La ministre de la Transition digitale a décrit la transformation numérique comme un levier majeur. L’expression est forte, mais elle renvoie à une réalité concrète : plus un dossier est traçable, plus les marges d’arbitraire reculent. Plus la procédure est standardisée, plus les délais peuvent être mesurés. Et plus les usagers accèdent à un circuit officiel, plus l’administration peut réduire les risques d’intermédiation opaque. C’est précisément ce que promet le portail national des services publics.

SNDS 2026-2030 : la santé burkinabè entre numérique, financement et souveraineté

Le lancement de e-AGRÉMENT-MS intervient quelques mois après la validation, à Ouagadougou, de la Stratégie nationale de développement sanitaire 2026-2030 et de son plan d’action 2026-2028. Le ministère de la Santé a chiffré ce cadre stratégique à 3 943,6 milliards de francs CFA. Le texte doit renforcer durablement le système de santé, dans un contexte où les autorités parlent désormais de souveraineté sanitaire.

Ce cadrage est important. Le Burkina Faso ne cherche pas seulement à mieux gérer ses formulaires. Il veut aussi mieux organiser ses ressources, ses conventions et ses investissements. La santé numérique devient alors un morceau d’une architecture plus large : financement endogène, ressources humaines, nouvelles infrastructures et gouvernance plus lisible. Le plan 1000×5, adopté en octobre 2025, va dans le même sens en prévoyant le recrutement et la formation, d’ici 2030, de 5 000 médecins, pharmaciens et chirurgiens-dentistes par an, ainsi que d’autres catégories de personnel.

Cette logique résonne aussi au niveau africain. En mars 2026, Ouagadougou a accueilli des ministres de la Santé de plusieurs pays invités au premier Forum national sur le financement de la santé. Les échanges ont porté sur une diplomatie sanitaire et une solidarité entre États africains. Le Burkina Faso cherche ainsi à inscrire ses réformes dans un cadre régional plus large, où la coopération médicale, la circulation des solutions numériques et la résilience des systèmes de santé deviennent des sujets communs.
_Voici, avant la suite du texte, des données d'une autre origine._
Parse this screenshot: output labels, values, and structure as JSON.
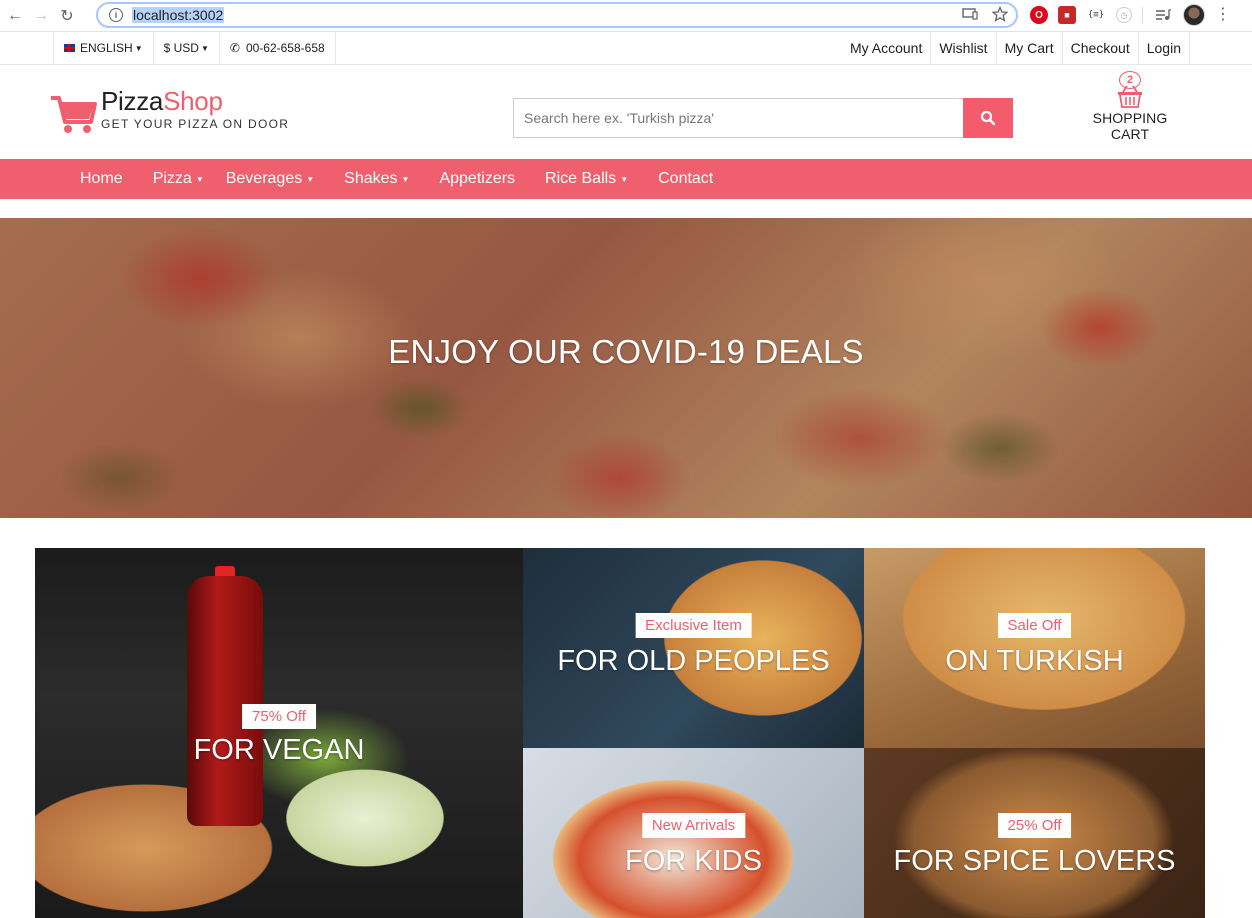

La portée continentale est claire : dans beaucoup de pays africains, la santé publique se heurte encore à des administrations éclatées, à des délais lourds et à des circuits papier coûteux. L’expérience burkinabè sera donc observée au-delà de Ouagadougou. Si la dématérialisation réduit réellement les délais et améliore le suivi des dossiers, elle pourra servir de référence à d’autres administrations sanitaires de la sous-région, notamment dans l’espace ouest-africain. Si elle bute sur l’accès numérique ou sur l’interopérabilité, elle rappellera qu’un portail ne suffit pas à réformer un système.

Au fond, e-AGRÉMENT-MS raconte moins une innovation technique qu’un changement de méthode. L’administration burkinabè cherche à faire de la procédure un outil de confiance. Et, dans le domaine de la santé, cette confiance vaut autant pour les opérateurs privés que pour les patients, les associations et l’État lui-même.